In a 4-month research project, Check Point researchers attempted and succeeded to reverse Qualcomm’s “Secure World” operating system. Check Point researchers leveraged a “fuzzing” technique to expose the hole. Fuzz testing (fuzzing) is a quality assurance technique used to discover coding errors and security loopholes in software, operating systems or networks. It involves inputting massive amounts of random data, called fuzz, to the test subject in an attempt to make it crash.

Check Point implemented a custom-made fuzzing tool, which tested trusted code on Samsung, LG, and Motorola devices. Through fuzzing, Check Point found 4 vulnerabilities in trusted code implemented by Samsung (including S10), 1 in Motorola, 1 in LG, but all code sourced by Qualcomm itself. To address the vulnerability, the runtime of Android needs to be protected from both attackers and users. This is typically achieved by moving the secure storage software to a hardware-supported TEE.

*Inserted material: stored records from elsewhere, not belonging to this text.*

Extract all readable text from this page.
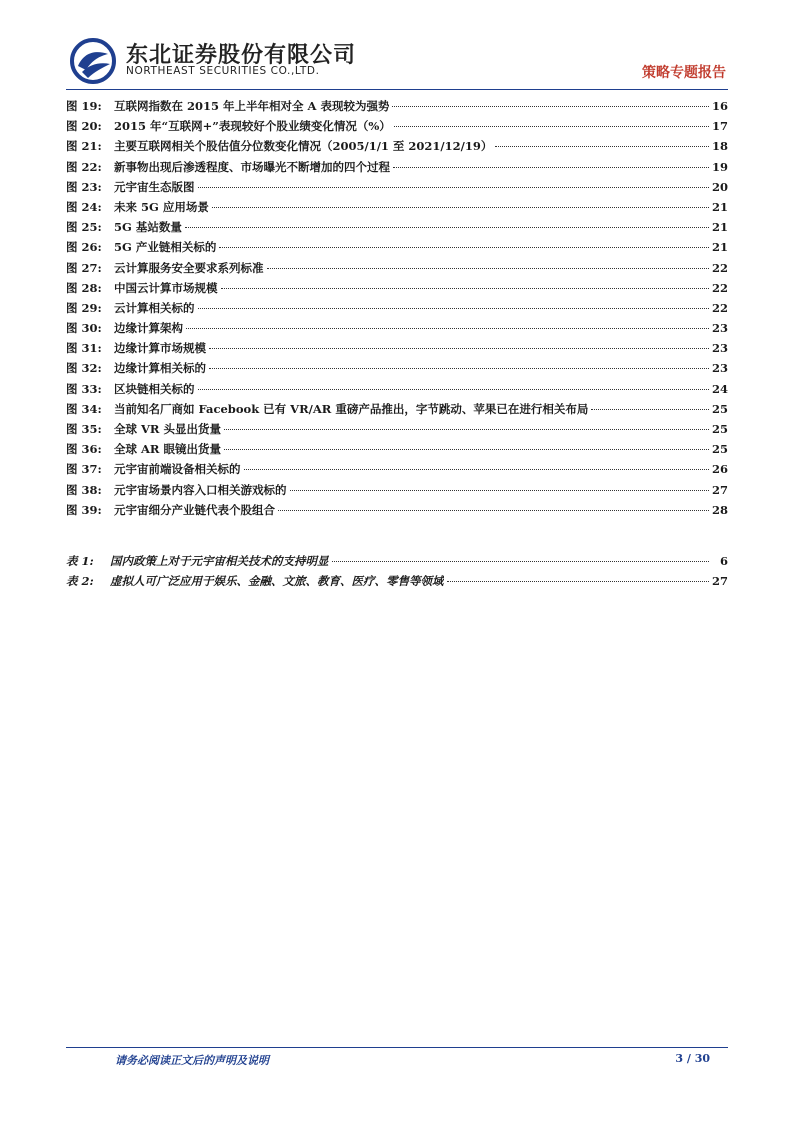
东北证券股份有限公司
NORTHEAST SECURITIES CO.,LTD.	策略专题报告
图 19:	互联网指数在 2015 年上半年相对全 A 表现较为强势	16
图 20:	2015 年“互联网+”表现较好个股业绩变化情况（%）	17
图 21:	主要互联网相关个股估值分位数变化情况（2005/1/1 至 2021/12/19）	18
图 22:	新事物出现后渗透程度、市场曝光不断增加的四个过程	19
图 23:	元宇宙生态版图	20
图 24:	未来 5G 应用场景	21
图 25:	5G 基站数量	21
图 26:	5G 产业链相关标的	21
图 27:	云计算服务安全要求系列标准	22
图 28:	中国云计算市场规模	22
图 29:	云计算相关标的	22
图 30:	边缘计算架构	23
图 31:	边缘计算市场规模	23
图 32:	边缘计算相关标的	23
图 33:	区块链相关标的	24
图 34:	当前知名厂商如 Facebook 已有 VR/AR 重磅产品推出，字节跳动、苹果已在进行相关布局	25
图 35:	全球 VR 头显出货量	25
图 36:	全球 AR 眼镜出货量	25
图 37:	元宇宙前端设备相关标的	26
图 38:	元宇宙场景内容入口相关游戏标的	27
图 39:	元宇宙细分产业链代表个股组合	28
表 1:	国内政策上对于元宇宙相关技术的支持明显	6
表 2:	虚拟人可广泛应用于娱乐、金融、文旅、教育、医疗、零售等领域	27
请务必阅读正文后的声明及说明	3 / 30
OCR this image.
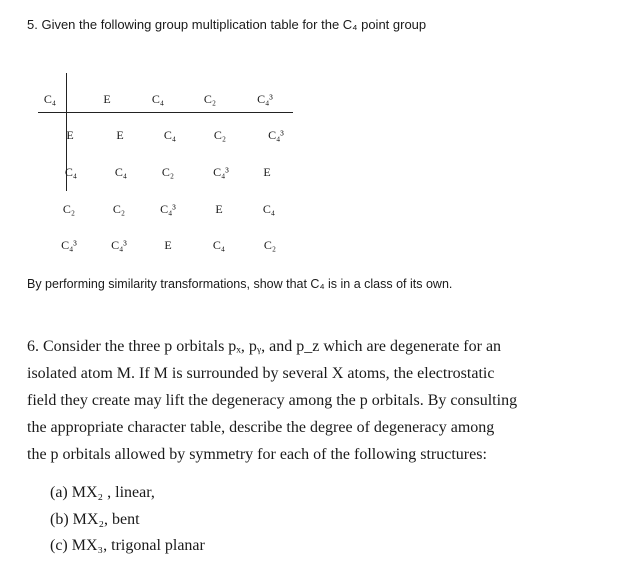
5. Given the following group multiplication table for the C₄ point group
C₄	E	C₄	C₂	C₄³
E	E	C₄	C₂	C₄³
C₄	C₄	C₂	C₄³	E
C₂	C₂	C₄³	E	C₄
C₄³	C₄³	E	C₄	C₂
By performing similarity transformations, show that C₄ is in a class of its own.

6. Consider the three p orbitals pₓ, pᵧ, and p_z which are degenerate for an
isolated atom M. If M is surrounded by several X atoms, the electrostatic
field they create may lift the degeneracy among the p orbitals. By consulting
the appropriate character table, describe the degree of degeneracy among
the p orbitals allowed by symmetry for each of the following structures:

(a) MX₂ , linear,
(b) MX₂, bent
(c) MX₃, trigonal planar
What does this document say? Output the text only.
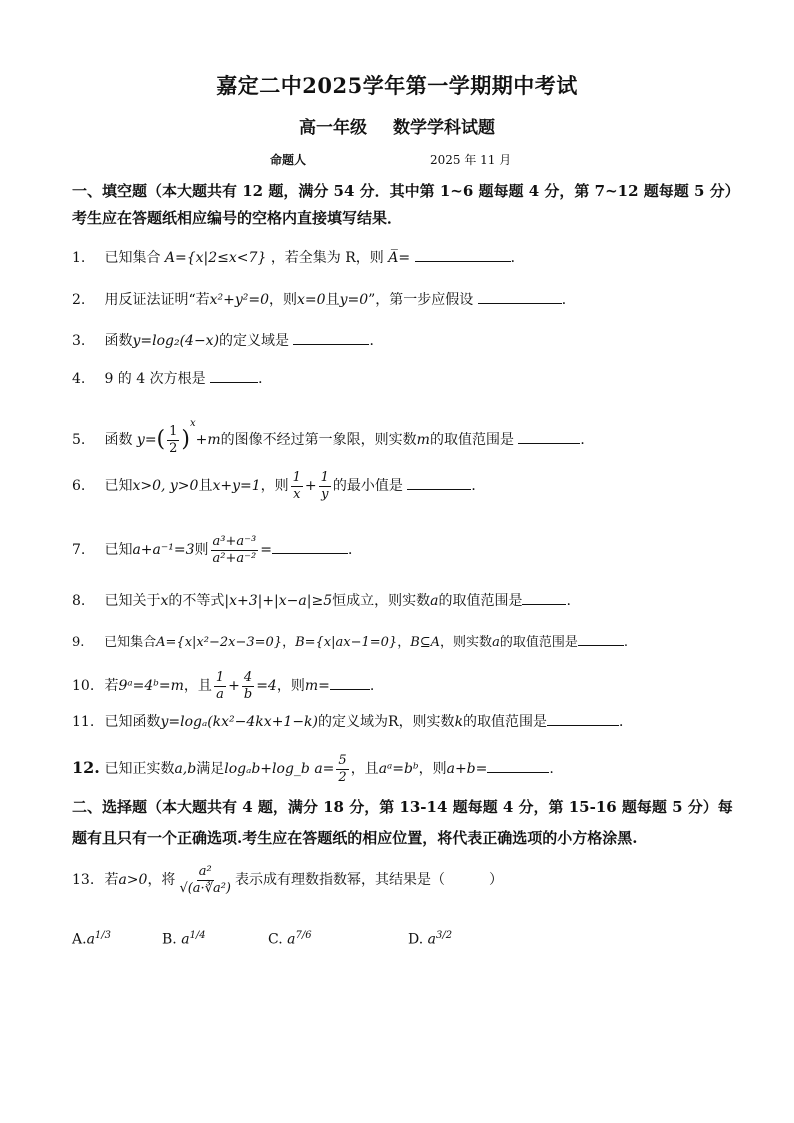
嘉定二中2025学年第一学期期中考试
高一年级 数学学科试题
命题人	2025 年 11 月
一、填空题（本大题共有 12 题，满分 54 分．其中第 1~6 题每题 4 分，第 7~12 题每题 5 分）
考生应在答题纸相应编号的空格内直接填写结果．
1. 已知集合 A={x|2≤x<7} ，若全集为 R，则 A̅=	．
2. 用反证法证明“若x²+y²=0，则x=0且y=0”，第一步应假设	．
3. 函数y=log₂(4−x)的定义域是	．
4. 9 的 4 次方根是	．
5. 函数 $y=( \frac{1}{2} )^x+m$的图像不经过第一象限，则实数m的取值范围是	．
6. 已知x>0, y>0且x+y=1，则 $\frac{1}{x} + \frac{1}{y}$ 的最小值是	．
7. 已知a+a⁻¹=3则 $\frac{\text{a³+a⁻³}}{\text{a²+a⁻²}}$ =	．
8. 已知关于x的不等式|x+3|+|x−a|≥5恒成立，则实数a的取值范围是	.
9. 已知集合A={x|x²−2x−3=0}，B={x|ax−1=0}，B⊆A，则实数a的取值范围是	.
10. 若9ᵃ=4ᵇ=m，且 $\frac{1}{a} + \frac{4}{b} =4$，则m=	.
11. 已知函数y=logₐ(kx²−4kx+1−k)的定义域为R，则实数k的取值范围是	．
12. 已知正实数a,b满足logₐb+log_b $a= \frac{5}{2}$ ，且aᵃ=bᵇ，则a+b=	.
二、选择题（本大题共有 4 题，满分 18 分，第 13-14 题每题 4 分，第 15-16 题每题 5 分）每
题有且只有一个正确选项.考生应在答题纸的相应位置，将代表正确选项的小方格涂黑.
13. 若a>0，将 $\frac{\text{a²}}{\text{√(a·∛a²)}}$ 表示成有理数指数幂，其结果是（	）
$A.a^{1/3}$	B. $a^{1/4}$	C. $a^{7/6}$	D. $a^{3/2}$
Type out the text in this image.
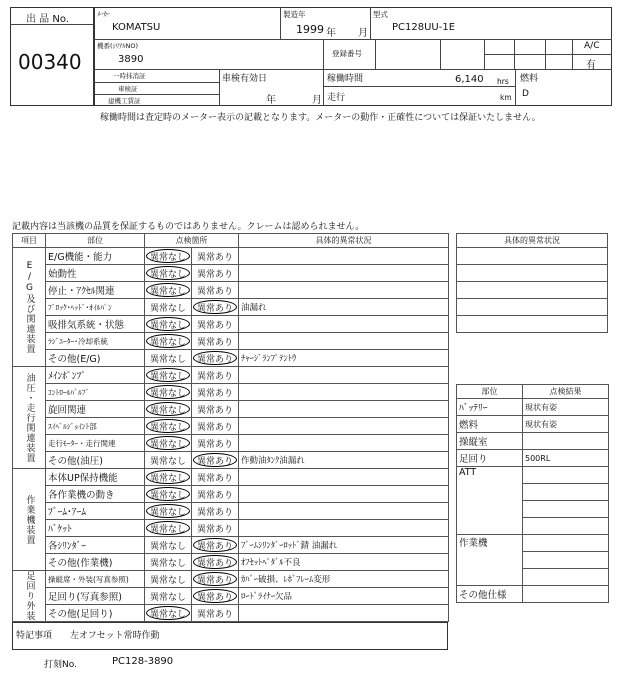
出 品 No.
00340
ﾒｰｶｰ
KOMATSU
製造年
1999 年 月
型式
PC128UU-1E
機番(ｼﾘｱﾙNO)
3890
登録番号
A/C
有
一時抹消証
車検証
建機工賃証
車検有効日
年	月
稼働時間	6,140 hrs
走行	km
燃料
D
稼働時間は査定時のメーター表示の記載となります。メーターの動作・正確性については保証いたしません。
記載内容は当該機の品質を保証するものではありません。クレームは認められません。
項目	部位	点検箇所		具体的異常状況
E/G及び関連装置	E/G機能・能力	異常なし	異常あり	
	始動性	異常なし	異常あり	
	停止・ｱｸｾﾙ関連	異常なし	異常あり	
	ﾌﾞﾛｯｸ･ﾍｯﾄﾞ･ｵｲﾙﾊﾟﾝ	異常なし	異常あり	油漏れ
	吸排気系統・状態	異常なし	異常あり	
	ﾗｼﾞｴｰﾀｰ･冷却系統	異常なし	異常あり	
	その他(E/G)	異常なし	異常あり	ﾁｬｰｼﾞﾗﾝﾌﾟﾃﾝﾄｳ
油圧・走行関連装置	ﾒｲﾝﾎﾟﾝﾌﾟ	異常なし	異常あり	
	ｺﾝﾄﾛｰﾙﾊﾞﾙﾌﾞ	異常なし	異常あり	
	旋回関連	異常なし	異常あり	
	ｽｲﾍﾞﾙｼﾞｮｲﾝﾄ部	異常なし	異常あり	
	走行ﾓｰﾀｰ・走行関連	異常なし	異常あり	
	その他(油圧)	異常なし	異常あり	作動油ﾀﾝｸ油漏れ
作業機装置	本体UP保持機能	異常なし	異常あり	
	各作業機の動き	異常なし	異常あり	
	ﾌﾞｰﾑ･ｱｰﾑ	異常なし	異常あり	
	ﾊﾞｹｯﾄ	異常なし	異常あり	
	各ｼﾘﾝﾀﾞｰ	異常なし	異常あり	ﾌﾞｰﾑｼﾘﾝﾀﾞｰﾛｯﾄﾞ錆 油漏れ
	その他(作業機)	異常なし	異常あり	ｵﾌｾｯﾄﾍﾟﾀﾞﾙ不良
足回り外装	操縦席・外装(写真参照)	異常なし	異常あり	ｶﾊﾞｰ破損、ﾚﾎﾞﾌﾚｰﾑ変形
	足回り(写真参照)	異常なし	異常あり	ﾛｰﾄﾞﾗｲﾅｰ欠品
	その他(足回り)	異常なし	異常あり	
特記事項 左オフセット常時作動
具体的異常状況

部位	点検結果
ﾊﾞｯﾃﾘｰ	現状有姿
燃料	現状有姿
操縦室	
足回り	500RL
ATT	

作業機	

その他仕様	
打刻No.	PC128-3890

Check Point Research disclosed its findings directly to the companies and gave them time to patch vulnerabilities. Samsung patched three vulnerabilities and LG patched one. Motorola and Qualcomm responded, but have yet to provide a patch, and there is no confirmation of a release date yet.

Check Point Research has urged mobile phone users to stay vigilant and check their credit and debit card providers for any unusual activity. In the meantime, they are working with the vendors mentioned to issue patches.